The original Bat Out of Hell was almost a failure. It was within minutes of being a complete bust. My friend, John Belushi and Gilda Radner just put their foot down and told Lorne Michaels that they were bringing their friend, Meat Loaf, on the show, Saturday Night Live. After that show is when Bat Out of Hell broke.

Jeb: That is amazing.

Meat Loaf: The final piece of the puzzle was a deejay in Buffalo, New York named Sandy Beach. After we did “Two Out of Three Ain’t Bad” on Saturday Night Live, he heard the lyrics, “You’ll never find your gold on a sandy beach.” He said, “That has my name in it, so I am playing this.”

It became # 1 in Buffalo in about four seconds. Before Saturday Night Live and Buffalo, we had sold no records. This was the end of May, and by the beginning of July, we were Platinum. By the end of July, we were Double Platinum and were selling over 700,000 copies a week.

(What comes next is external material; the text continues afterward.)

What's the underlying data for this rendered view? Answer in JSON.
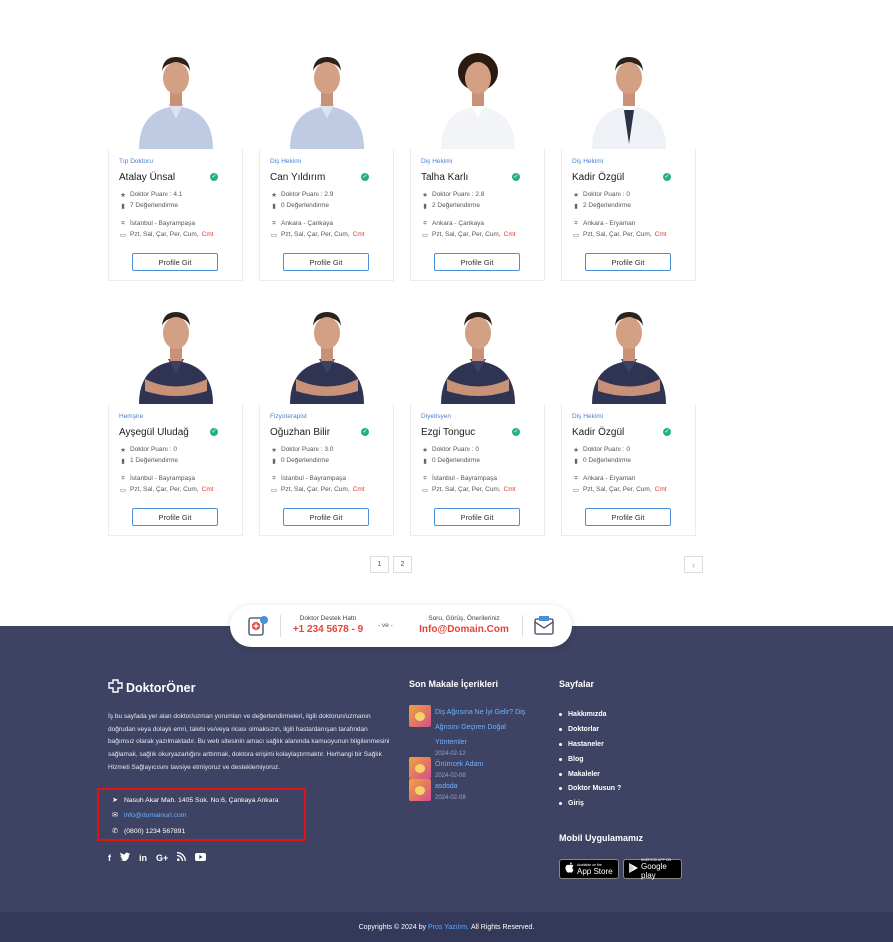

All of it happened because Walter Yetnikoff, John Belushi and Gilda Radner went completely bonkers on Lorne Michaels because he didn’t like the album Bat Out of Hell. It is kind of the same kind of deal like you not liking that song because you don’t like rap music.

Jeb: Even though you’re a singer it seems you relate to actors more than musicians.

Meat: Everybody looked at me as an actor and that is why John and I were friends. All of my friends are actors. There are very few musicians that I have ever had conversations with… Sting, Jon Bon Jovi and Whitney Houston…I can name them all on one hand.